For dosing with oral sucrose to be effective, the pain evoking procedure
should be nonacute and episodic. In that regard, sucrose analgesia has
be found helpful in neonatal care during bladder catheterization, eye
exams, heel stick, immunization, lumbar puncture, nasogastric tube insertion,
suture removal, and venipuncture. The administration of sucrose requires
a physician or nurse practitioner order, but, as the primary caregiver,
the nurse can take the lead in raising awareness among NICU personnel
and implementing a physician-ordered policy. To optimize analgesic effect,
oral sucrose should be administered a few minutes in advance of anticipated,
nonacute pain; however, clinicians should note that the use of oral sucrose
may be contraindicated in infants with hyperglycemia.

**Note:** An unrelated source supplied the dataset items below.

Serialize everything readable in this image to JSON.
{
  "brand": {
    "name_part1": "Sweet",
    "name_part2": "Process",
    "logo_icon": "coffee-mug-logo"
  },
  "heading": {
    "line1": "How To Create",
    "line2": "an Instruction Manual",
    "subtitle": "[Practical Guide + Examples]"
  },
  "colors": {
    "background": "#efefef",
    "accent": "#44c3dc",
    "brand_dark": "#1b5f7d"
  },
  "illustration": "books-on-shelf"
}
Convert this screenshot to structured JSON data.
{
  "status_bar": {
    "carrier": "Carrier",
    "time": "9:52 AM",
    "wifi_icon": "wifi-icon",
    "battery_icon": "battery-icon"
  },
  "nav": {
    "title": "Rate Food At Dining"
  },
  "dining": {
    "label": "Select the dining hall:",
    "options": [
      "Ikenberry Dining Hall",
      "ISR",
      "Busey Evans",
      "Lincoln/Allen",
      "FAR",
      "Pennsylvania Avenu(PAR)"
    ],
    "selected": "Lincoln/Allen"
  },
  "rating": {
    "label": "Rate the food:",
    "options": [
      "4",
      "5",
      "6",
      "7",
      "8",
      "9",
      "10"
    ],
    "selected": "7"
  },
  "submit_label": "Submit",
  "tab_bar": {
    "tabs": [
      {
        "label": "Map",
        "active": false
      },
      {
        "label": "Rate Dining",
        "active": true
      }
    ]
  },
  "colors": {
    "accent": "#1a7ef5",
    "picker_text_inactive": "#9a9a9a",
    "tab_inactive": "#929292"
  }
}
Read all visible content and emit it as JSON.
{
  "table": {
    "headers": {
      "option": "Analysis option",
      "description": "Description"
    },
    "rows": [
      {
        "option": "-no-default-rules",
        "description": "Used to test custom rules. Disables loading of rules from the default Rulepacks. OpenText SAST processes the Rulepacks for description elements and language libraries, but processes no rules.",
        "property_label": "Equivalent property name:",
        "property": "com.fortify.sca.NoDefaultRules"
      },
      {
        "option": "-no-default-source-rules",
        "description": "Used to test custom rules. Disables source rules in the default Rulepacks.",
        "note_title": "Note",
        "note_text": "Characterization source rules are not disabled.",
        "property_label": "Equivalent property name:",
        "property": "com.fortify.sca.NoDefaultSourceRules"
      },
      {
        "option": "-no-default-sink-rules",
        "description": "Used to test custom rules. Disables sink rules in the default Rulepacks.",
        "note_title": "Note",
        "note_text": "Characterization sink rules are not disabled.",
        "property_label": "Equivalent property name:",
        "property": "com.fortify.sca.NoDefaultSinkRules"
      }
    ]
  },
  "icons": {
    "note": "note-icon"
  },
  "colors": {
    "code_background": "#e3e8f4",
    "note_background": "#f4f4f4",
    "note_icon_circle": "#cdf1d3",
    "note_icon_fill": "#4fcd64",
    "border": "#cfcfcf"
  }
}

The finding (reviewed herein) by Trotter et al — that in both
Australia and the U.K., the majority of neonatal caregivers stated they
were aware of the benefits of sucrose for neonatal painful procedures,
but this knowledge for the most part had not been put into practice — is
particularly troubling. Given that the positive findings for sucrose analgesia
span nearly two decades, why the disparity between the evidence-base and
a broad acceptance into clinical practice? Perhaps, in part, it is a perceived
failure owing to lack of coordinating care, personnel and timing. Perhaps
sucrose analgesia is regarded as too simple and inexpensive, and therefore
does not have the "advertising" profile of exotic and expensive
therapies.
Regardless, neonates in our care should have access to all possible
analgesic interventions, without the onus of a personal fine or penalty.
References:
| 1. |
www.stedmans.com.
Accessed on July 30, 2006. |
| 2. |
Anand
KJ, Hickley PR. Pain
and its effects in the human neonate and fetus. N Engl J Med 1987;19;317(21):1321-9. |
| 3. |
Whitfield
MF, Grunau RE. Behavior,
pain perception, and the extremely low-birth weight survivor. Clin
Perinatol 2000;27(2):363-79.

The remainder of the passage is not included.